Following an erupting night of Soundcloud jams from Slow Magic and Giraffage at Trees, I decided that becoming deaf by attending Parquet Courts’ homecoming show at Denton’s Rubber Gloves Rehearsal Studio was a good idea.
The Noids instigated a roll call to the stage by doing a soundcheck with booming guitar feedbacks. They kept the crowd assembled through short and fast garage punk beatitudes. The trio kept a calm composure throughout their brief and energetic set, the complementing showcase fit the dark room green lighting very well. The set was just loud enough for my soon-to-be deaf ears.
Sin Motivo immediately picked up where The Noids left off after a long intermission. The band played long, heavy ballads that were warmly received by the crowd. They showed their love by moshing as much as possible, but the gathering was just too small for a formal one to break out (more on that later). The drummer vibrated the room thoroughly from sitting front and center, and the lead singer’s charisma and animated persona emulated the band’s loudness. During their last song, the singer dropped the mic once his duty was fulfilled, and paced out of the room through the crowd. He was last seen smiling.
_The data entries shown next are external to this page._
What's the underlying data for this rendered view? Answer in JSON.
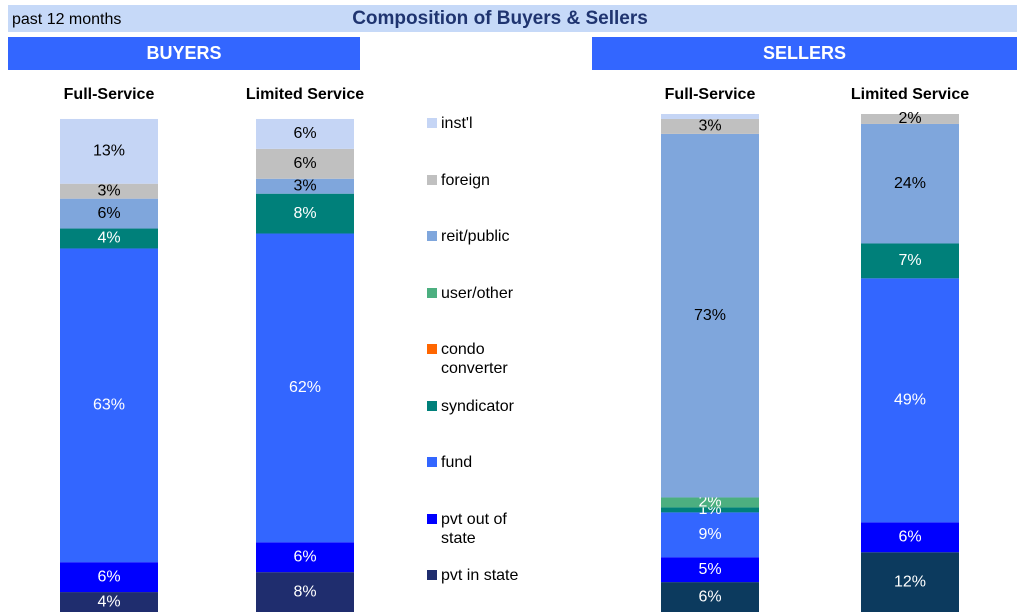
{
  "header": {
    "note": "past 12 months",
    "title": "Composition of Buyers & Sellers"
  },
  "chart_data": [
    {
      "type": "bar",
      "stacked": true,
      "title": "BUYERS",
      "categories": [
        "Full-Service",
        "Limited Service"
      ],
      "ylim": [
        0,
        100
      ],
      "series": [
        {
          "name": "pvt in state",
          "color": "#1f2d6e",
          "values": [
            4,
            8
          ],
          "value_labels": [
            "4%",
            "8%"
          ]
        },
        {
          "name": "pvt out of state",
          "color": "#0000ff",
          "values": [
            6,
            6
          ],
          "value_labels": [
            "6%",
            "6%"
          ]
        },
        {
          "name": "fund",
          "color": "#3366ff",
          "values": [
            63,
            62
          ],
          "value_labels": [
            "63%",
            "62%"
          ]
        },
        {
          "name": "syndicator",
          "color": "#00807a",
          "values": [
            4,
            8
          ],
          "value_labels": [
            "4%",
            "8%"
          ]
        },
        {
          "name": "condo converter",
          "color": "#ff6600",
          "values": [
            0,
            0
          ],
          "value_labels": [
            null,
            null
          ]
        },
        {
          "name": "user/other",
          "color": "#4caf80",
          "values": [
            0,
            0
          ],
          "value_labels": [
            null,
            null
          ]
        },
        {
          "name": "reit/public",
          "color": "#7fa6dc",
          "values": [
            6,
            3
          ],
          "value_labels": [
            "6%",
            "3%"
          ]
        },
        {
          "name": "foreign",
          "color": "#c0c0c0",
          "values": [
            3,
            6
          ],
          "value_labels": [
            "3%",
            "6%"
          ]
        },
        {
          "name": "inst'l",
          "color": "#c5d5f5",
          "values": [
            13,
            6
          ],
          "value_labels": [
            "13%",
            "6%"
          ]
        }
      ]
    },
    {
      "type": "bar",
      "stacked": true,
      "title": "SELLERS",
      "categories": [
        "Full-Service",
        "Limited Service"
      ],
      "ylim": [
        0,
        100
      ],
      "series": [
        {
          "color": "#0c3a5e",
          "values": [
            6,
            12
          ],
          "value_labels": [
            "6%",
            "12%"
          ]
        },
        {
          "color": "#0000ff",
          "values": [
            5,
            6
          ],
          "value_labels": [
            "5%",
            "6%"
          ]
        },
        {
          "color": "#3366ff",
          "values": [
            9,
            49
          ],
          "value_labels": [
            "9%",
            "49%"
          ]
        },
        {
          "color": "#00807a",
          "values": [
            1,
            7
          ],
          "value_labels": [
            "1%",
            "7%"
          ]
        },
        {
          "color": "#ff6600",
          "values": [
            0,
            0
          ],
          "value_labels": [
            null,
            null
          ]
        },
        {
          "color": "#4caf80",
          "values": [
            2,
            0
          ],
          "value_labels": [
            "2%",
            null
          ]
        },
        {
          "color": "#7fa6dc",
          "values": [
            73,
            24
          ],
          "value_labels": [
            "73%",
            "24%"
          ]
        },
        {
          "color": "#c0c0c0",
          "values": [
            3,
            2
          ],
          "value_labels": [
            "3%",
            "2%"
          ]
        },
        {
          "color": "#c5d5f5",
          "values": [
            1,
            0
          ],
          "value_labels": [
            null,
            null
          ]
        }
      ]
    }
  ]
}
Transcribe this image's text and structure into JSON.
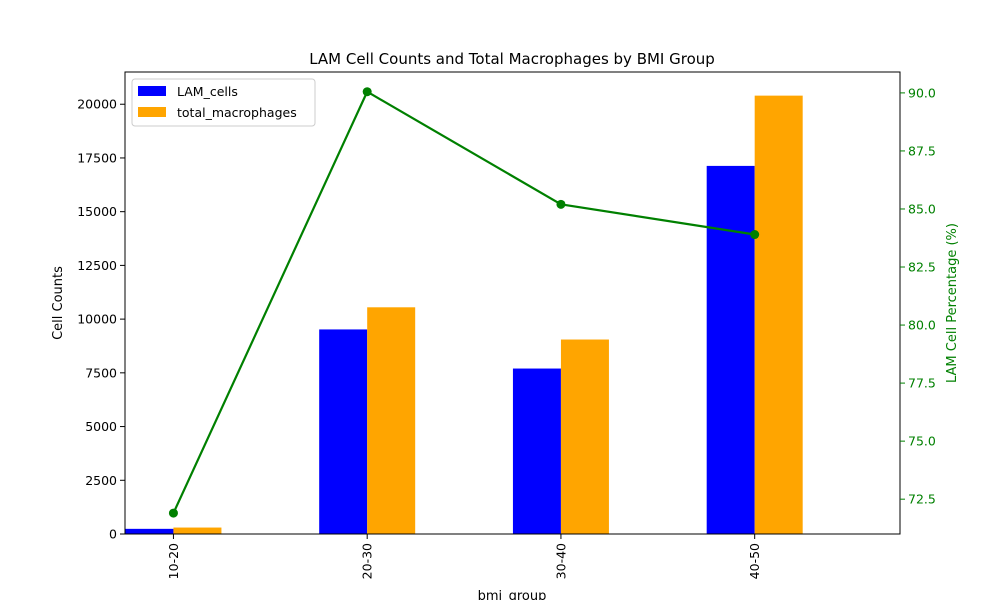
{
  "chart_data": {
    "type": "bar",
    "title": "LAM Cell Counts and Total Macrophages by BMI Group",
    "xlabel": "bmi_group",
    "ylabel": "Cell Counts",
    "y2label": "LAM Cell Percentage (%)",
    "categories": [
      "10-20",
      "20-30",
      "30-40",
      "40-50"
    ],
    "series": [
      {
        "name": "LAM_cells",
        "values": [
          240,
          9520,
          7700,
          17130
        ],
        "color": "#0000ff"
      },
      {
        "name": "total_macrophages",
        "values": [
          300,
          10550,
          9050,
          20400
        ],
        "color": "#ffa500"
      }
    ],
    "line_series": {
      "values": [
        71.9,
        90.05,
        85.2,
        83.9
      ],
      "color": "#008000",
      "axis": "right"
    },
    "ylim": [
      0,
      21500
    ],
    "y2lim": [
      71.0,
      90.9
    ],
    "yticks": [
      0,
      2500,
      5000,
      7500,
      10000,
      12500,
      15000,
      17500,
      20000
    ],
    "y2ticks": [
      72.5,
      75.0,
      77.5,
      80.0,
      82.5,
      85.0,
      87.5,
      90.0
    ],
    "ytick_labels": [
      "0",
      "2500",
      "5000",
      "7500",
      "10000",
      "12500",
      "15000",
      "17500",
      "20000"
    ],
    "y2tick_labels": [
      "72.5",
      "75.0",
      "77.5",
      "80.0",
      "82.5",
      "85.0",
      "87.5",
      "90.0"
    ],
    "legend": "top-left",
    "grid": false
  }
}
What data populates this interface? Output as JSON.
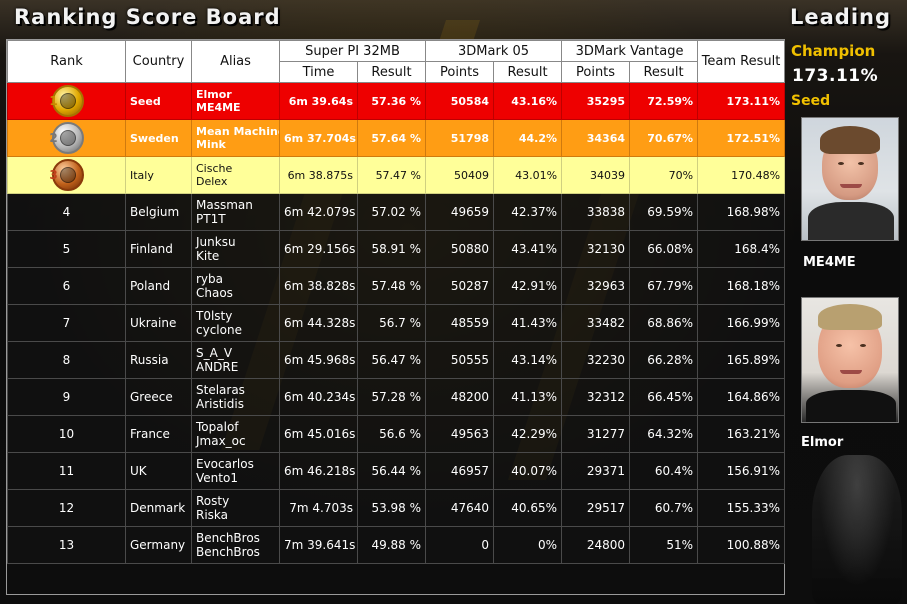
{
  "header": {
    "title": "Ranking Score Board",
    "leading_title": "Leading"
  },
  "columns": {
    "rank": "Rank",
    "country": "Country",
    "alias": "Alias",
    "team_result": "Team Result",
    "groups": [
      "Super PI 32MB",
      "3DMark 05",
      "3DMark Vantage"
    ],
    "sub": [
      "Time",
      "Result",
      "Points",
      "Result",
      "Points",
      "Result"
    ]
  },
  "rows": [
    {
      "rank": "1",
      "country": "Seed",
      "alias1": "Elmor",
      "alias2": "ME4ME",
      "pi_time": "6m 39.64s",
      "pi_result": "57.36 %",
      "m05_points": "50584",
      "m05_result": "43.16%",
      "vant_points": "35295",
      "vant_result": "72.59%",
      "team": "173.11%"
    },
    {
      "rank": "2",
      "country": "Sweden",
      "alias1": "Mean Machine",
      "alias2": "Mink",
      "pi_time": "6m 37.704s",
      "pi_result": "57.64 %",
      "m05_points": "51798",
      "m05_result": "44.2%",
      "vant_points": "34364",
      "vant_result": "70.67%",
      "team": "172.51%"
    },
    {
      "rank": "3",
      "country": "Italy",
      "alias1": "Cische",
      "alias2": "Delex",
      "pi_time": "6m 38.875s",
      "pi_result": "57.47 %",
      "m05_points": "50409",
      "m05_result": "43.01%",
      "vant_points": "34039",
      "vant_result": "70%",
      "team": "170.48%"
    },
    {
      "rank": "4",
      "country": "Belgium",
      "alias1": "Massman",
      "alias2": "PT1T",
      "pi_time": "6m 42.079s",
      "pi_result": "57.02 %",
      "m05_points": "49659",
      "m05_result": "42.37%",
      "vant_points": "33838",
      "vant_result": "69.59%",
      "team": "168.98%"
    },
    {
      "rank": "5",
      "country": "Finland",
      "alias1": "Junksu",
      "alias2": "Kite",
      "pi_time": "6m 29.156s",
      "pi_result": "58.91 %",
      "m05_points": "50880",
      "m05_result": "43.41%",
      "vant_points": "32130",
      "vant_result": "66.08%",
      "team": "168.4%"
    },
    {
      "rank": "6",
      "country": "Poland",
      "alias1": "ryba",
      "alias2": "Chaos",
      "pi_time": "6m 38.828s",
      "pi_result": "57.48 %",
      "m05_points": "50287",
      "m05_result": "42.91%",
      "vant_points": "32963",
      "vant_result": "67.79%",
      "team": "168.18%"
    },
    {
      "rank": "7",
      "country": "Ukraine",
      "alias1": "T0lsty",
      "alias2": "cyclone",
      "pi_time": "6m 44.328s",
      "pi_result": "56.7 %",
      "m05_points": "48559",
      "m05_result": "41.43%",
      "vant_points": "33482",
      "vant_result": "68.86%",
      "team": "166.99%"
    },
    {
      "rank": "8",
      "country": "Russia",
      "alias1": "S_A_V",
      "alias2": "ANDRE",
      "pi_time": "6m 45.968s",
      "pi_result": "56.47 %",
      "m05_points": "50555",
      "m05_result": "43.14%",
      "vant_points": "32230",
      "vant_result": "66.28%",
      "team": "165.89%"
    },
    {
      "rank": "9",
      "country": "Greece",
      "alias1": "Stelaras",
      "alias2": "Aristidis",
      "pi_time": "6m 40.234s",
      "pi_result": "57.28 %",
      "m05_points": "48200",
      "m05_result": "41.13%",
      "vant_points": "32312",
      "vant_result": "66.45%",
      "team": "164.86%"
    },
    {
      "rank": "10",
      "country": "France",
      "alias1": "Topalof",
      "alias2": "Jmax_oc",
      "pi_time": "6m 45.016s",
      "pi_result": "56.6 %",
      "m05_points": "49563",
      "m05_result": "42.29%",
      "vant_points": "31277",
      "vant_result": "64.32%",
      "team": "163.21%"
    },
    {
      "rank": "11",
      "country": "UK",
      "alias1": "Evocarlos",
      "alias2": "Vento1",
      "pi_time": "6m 46.218s",
      "pi_result": "56.44 %",
      "m05_points": "46957",
      "m05_result": "40.07%",
      "vant_points": "29371",
      "vant_result": "60.4%",
      "team": "156.91%"
    },
    {
      "rank": "12",
      "country": "Denmark",
      "alias1": "Rosty",
      "alias2": "Riska",
      "pi_time": "7m 4.703s",
      "pi_result": "53.98 %",
      "m05_points": "47640",
      "m05_result": "40.65%",
      "vant_points": "29517",
      "vant_result": "60.7%",
      "team": "155.33%"
    },
    {
      "rank": "13",
      "country": "Germany",
      "alias1": "BenchBros",
      "alias2": "BenchBros",
      "pi_time": "7m 39.641s",
      "pi_result": "49.88 %",
      "m05_points": "0",
      "m05_result": "0%",
      "vant_points": "24800",
      "vant_result": "51%",
      "team": "100.88%"
    }
  ],
  "leading": {
    "label": "Champion",
    "score": "173.11%",
    "country": "Seed",
    "player1": "ME4ME",
    "player2": "Elmor"
  },
  "colors": {
    "gold_row": "#ee0000",
    "silver_row": "#ff9d14",
    "bronze_row": "#ffff99",
    "champion_text": "#f0c000"
  },
  "icons": {
    "rank1": "gold-medal-icon",
    "rank2": "silver-medal-icon",
    "rank3": "bronze-medal-icon"
  }
}
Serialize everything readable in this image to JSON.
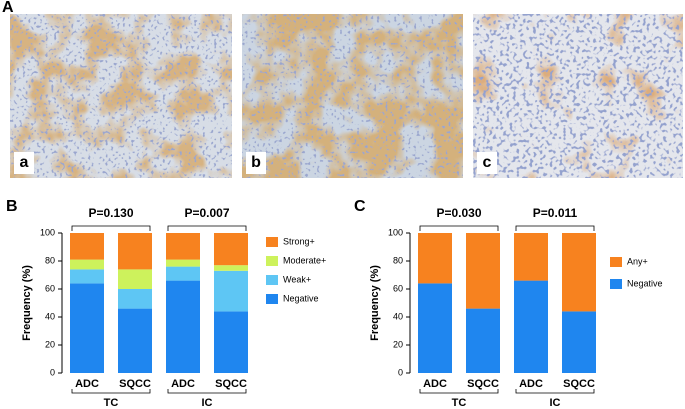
{
  "panels": {
    "label": "A",
    "images": [
      "a",
      "b",
      "c"
    ]
  },
  "chart_data": [
    {
      "type": "bar",
      "stacked": true,
      "panel": "B",
      "ylabel": "Frequency (%)",
      "categories": [
        "ADC",
        "SQCC",
        "ADC",
        "SQCC"
      ],
      "groups": [
        "TC",
        "IC"
      ],
      "annotations": [
        "P=0.130",
        "P=0.007"
      ],
      "series": [
        {
          "name": "Negative",
          "color": "#1f86ef",
          "values": [
            64,
            46,
            66,
            44
          ]
        },
        {
          "name": "Weak+",
          "color": "#5ec6f4",
          "values": [
            10,
            14,
            10,
            29
          ]
        },
        {
          "name": "Moderate+",
          "color": "#cdf25c",
          "values": [
            7,
            14,
            5,
            4
          ]
        },
        {
          "name": "Strong+",
          "color": "#f7821f",
          "values": [
            19,
            26,
            19,
            23
          ]
        }
      ],
      "ylim": [
        0,
        100
      ],
      "yticks": [
        0,
        20,
        40,
        60,
        80,
        100
      ],
      "legend": "right"
    },
    {
      "type": "bar",
      "stacked": true,
      "panel": "C",
      "ylabel": "Frequency (%)",
      "categories": [
        "ADC",
        "SQCC",
        "ADC",
        "SQCC"
      ],
      "groups": [
        "TC",
        "IC"
      ],
      "annotations": [
        "P=0.030",
        "P=0.011"
      ],
      "series": [
        {
          "name": "Negative",
          "color": "#1f86ef",
          "values": [
            64,
            46,
            66,
            44
          ]
        },
        {
          "name": "Any+",
          "color": "#f7821f",
          "values": [
            36,
            54,
            34,
            56
          ]
        }
      ],
      "ylim": [
        0,
        100
      ],
      "yticks": [
        0,
        20,
        40,
        60,
        80,
        100
      ],
      "legend": "right"
    }
  ]
}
By the time Party Static went up, the room was enveloped by the smell of PBR. Something was definitely in the air. Their energy was fully present throughout their set. They regrouped often within themselves, those fifteen seconds or so were littered with extremely loud feedbacks. The girls’ bromance was refreshing to see, and the 90s riot grrrl aesthetic was preserved and fully on display.
After the longest intermission of the evening, the hometown heroes were armed and ready to go, and so was the crowd. The room filled to the brim, and the band opened the show with three songs from their new record Monastic Living and then dived right into the good ‘ol stuff. The moshpit broke out during the third track and was on and off for the rest of the show. Parquet Courts entertained with interesting anecdotes that sampled some of their stand-up comedy material, and played music from all of their projects. The long, rewarding set made it worth driving to Denton during a tornado warning. And yes Austin, you were using “matriculated” correctly.
The packed showcase of stormy performances went well with the stormy day. The radiating performances painted the walls and ears in attendance full of colorful sound, and Parquet Courts laid down the final brushstrokes with precision. It was the best possible way in which to lose your hearing.